Learning to distinguish the truly important from the not-so-immediately-important can set the manager on the path to reduced job stress. Even with undone work overflowing the in-basket, there is comfort to be taken from the knowledge that at any time you are giving your attention to the most important task on your list.
This issue of The Health Care Manager (31:2, April-June 2012) offers the following for the reader's consideration:
* "Guidelines for Conducting Bulletproof Workplace Investigations: Part I-Preparation and Interviewing Issues" is the initial portion of a 2-part treatment addressing how to minimize the chances of legal difficulties when conducting workplace investigations. Included is advice concerning proper interviewing techniques and the protection of employee rights and confidential information.
* "An Employer's Guide to Controlling Healthcare Costs" offers a brief background on health care benefits and costs, addresses consumer-driven and traditional models of health care plans, offers some cost control tactics for employers, and recommends means of moderating future health care costs.
* "Improving Quality in Long-term Care Facilities Through Increased Regulations and Enforcement" reports on research addressing the inadequacy of long-term-care regulations owing to fragmentation and inconsistencies that have resulted in conflicts of interest, inequitable services, underfunded care, low reimbursement, and other related problems.
* "The Effects of National Health Care Reform on Local Businesses-Part II: Study Methodology and Primary Research Questions" is the second installment of a 3-part report addressing a comprehensive study of the potential effects of national health care reform on businesses, suggesting that the business community could benefit from the legislation in the early years but could be adversely affected in subsequent years.

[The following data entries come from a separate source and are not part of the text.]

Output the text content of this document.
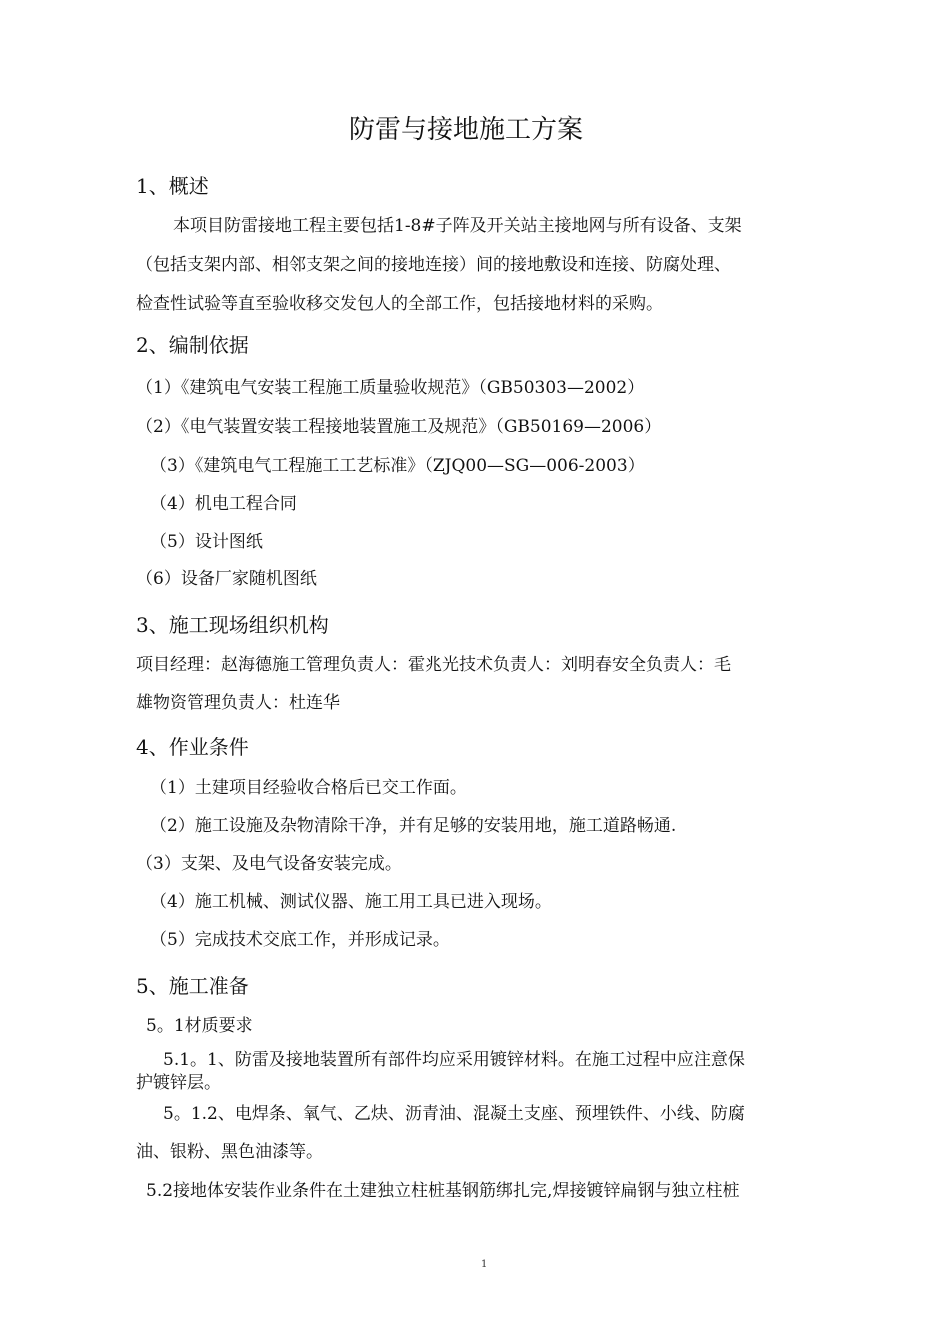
防雷与接地施工方案
1、概述
本项目防雷接地工程主要包括1-8#子阵及开关站主接地网与所有设备、支架
（包括支架内部、相邻支架之间的接地连接）间的接地敷设和连接、防腐处理、
检查性试验等直至验收移交发包人的全部工作，包括接地材料的采购。
2、编制依据
（1）《建筑电气安装工程施工质量验收规范》（GB50303—2002）
（2）《电气装置安装工程接地装置施工及规范》（GB50169—2006）
（3）《建筑电气工程施工工艺标准》（ZJQ00—SG—006-2003）
（4）机电工程合同
（5）设计图纸
（6）设备厂家随机图纸
3、施工现场组织机构
项目经理：赵海德施工管理负责人：霍兆光技术负责人：刘明春安全负责人：毛
雄物资管理负责人：杜连华
4、作业条件
（1）土建项目经验收合格后已交工作面。
（2）施工设施及杂物清除干净，并有足够的安装用地，施工道路畅通.
（3）支架、及电气设备安装完成。
（4）施工机械、测试仪器、施工用工具已进入现场。
（5）完成技术交底工作，并形成记录。
5、施工准备
5。1材质要求
5.1。1、防雷及接地装置所有部件均应采用镀锌材料。在施工过程中应注意保
护镀锌层。
5。1.2、电焊条、氧气、乙炔、沥青油、混凝土支座、预埋铁件、小线、防腐
油、银粉、黑色油漆等。
5.2接地体安装作业条件在土建独立柱桩基钢筋绑扎完,焊接镀锌扁钢与独立柱桩
1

This part addresses the principal questions addressed by the study.
* Case in Health Care Management: "Not in the Job Description" asks the reader to consider how to encourage an employee who does excellent work but shows no initiative to address or even report any problem or need that falls outside his or her understanding of his or her job description.
* "Project Management Office in Health Care: A Key Strategy to Support Evidence-Based Practice Change" describes the contribution of a transition support office in a health care center in Canada in supporting changes in practice based on evidence and organizational performance in the early phase of a major organizational change.
* "Innovation Spaces: Six Strategies to Inform Health Care" reports on a study undertaken to examine strategies for innovation in various industries and formulate lessons for improving innovation in health care. Six categories of innovation strategies are identified.
* "Dysfunctional Health Service Conflict: Causes and Accelerants" examines the causes and accelerants of dysfunctional health service conflict and how it emerges from the health systems core hierarchical structures, specialized roles, participant psychodynamics, culture, and values.